A tribute to her father’s combat days in WWII, Rosanne Ehrlich’s “Dear Babe” is a personal documentary that consists of letters written by him to his wife from 1943 to 1945.
Compelling and moving in moments, but basically unexciting, docu has slight commercial prospects; trimming of 20 minutes or so should facilitate showing on PBS and other venues.
In December 1943, Ehrlich’s father joined the War effort, leaving behind a pregnant wife and a young daughter. For two years, he wrote to his wife Hazel on a daily basis, conveying his love for her, though never repeating the same expression.
The letters, which are chronologically narrated, provide an interesting testimony of his basic training and combat in Europe, culminating in the liberation of the Ohrdruf concentration camp. As is often the case with such docus, the letters vary greatly in emotional intensity and interest, both personal and political.

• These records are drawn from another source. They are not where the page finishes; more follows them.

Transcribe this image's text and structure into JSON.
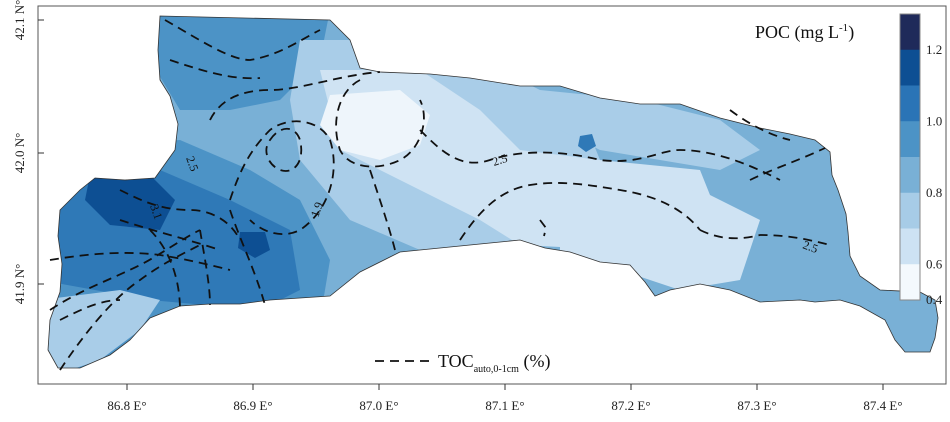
{
  "map": {
    "x_ticks": [
      "86.8 E°",
      "86.9 E°",
      "87.0 E°",
      "87.1 E°",
      "87.2 E°",
      "87.3 E°",
      "87.4 E°"
    ],
    "y_ticks": [
      "42.1 N°",
      "42.0 N°",
      "41.9 N°"
    ],
    "contour_labels": [
      "2.5",
      "3.1",
      "1.9",
      "2.5",
      "2.5"
    ],
    "legend": {
      "title_main": "POC (mg L",
      "title_sup": "-1",
      "title_close": ")",
      "line_label_main": "TOC",
      "line_label_sub": "auto,0-1cm",
      "line_label_unit": " (%)"
    },
    "colorbar": {
      "ticks": [
        "1.2",
        "1.0",
        "0.8",
        "0.6",
        "0.4"
      ],
      "colors": [
        "#1f2a5a",
        "#0d4f93",
        "#2a74b6",
        "#4c93c6",
        "#79b0d6",
        "#a7cce7",
        "#cde2f3",
        "#f4f9fd"
      ]
    },
    "colors": {
      "dark_blue": "#0d4f93",
      "mid_blue": "#2f79b7",
      "blue": "#4c93c6",
      "light_blue": "#79b0d6",
      "pale_blue": "#a9cde8",
      "very_pale": "#cfe3f3",
      "white_blue": "#eef5fb"
    }
  }
}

The revelatory ones do offer a fascinating chronicle of the gradual, if inevitable transformation of an idealistic Jewish-American soldier, who joined the army to fight fascism, to a cynical, disillusioned man, who had witnessed the horror and insanity of war through the Holocaust.
While these ordinary communications serve as the story’s spine, also interspersed in the narrative are interviews with Babe herself, now an octogenarian who’s still elegant and lucid. Ehrlich’s brother Paul is briefly on-camera too, though neither he nor Hazel provide recollections that go much beyond the contents of the letters themselves.
Chief problems are docu’s repetitive structure and the uninspiring readings of letters, which always began with “Dear Babe.” Authentic footage from WWII provides much-needed visual corollary to texts that are often routine.
The film also suffers from an excessive running time: Subtle trimming, focusing on the more illuminating letters, could profitable reduce the running time to a more desirable 60 instead of the current 82 minutes.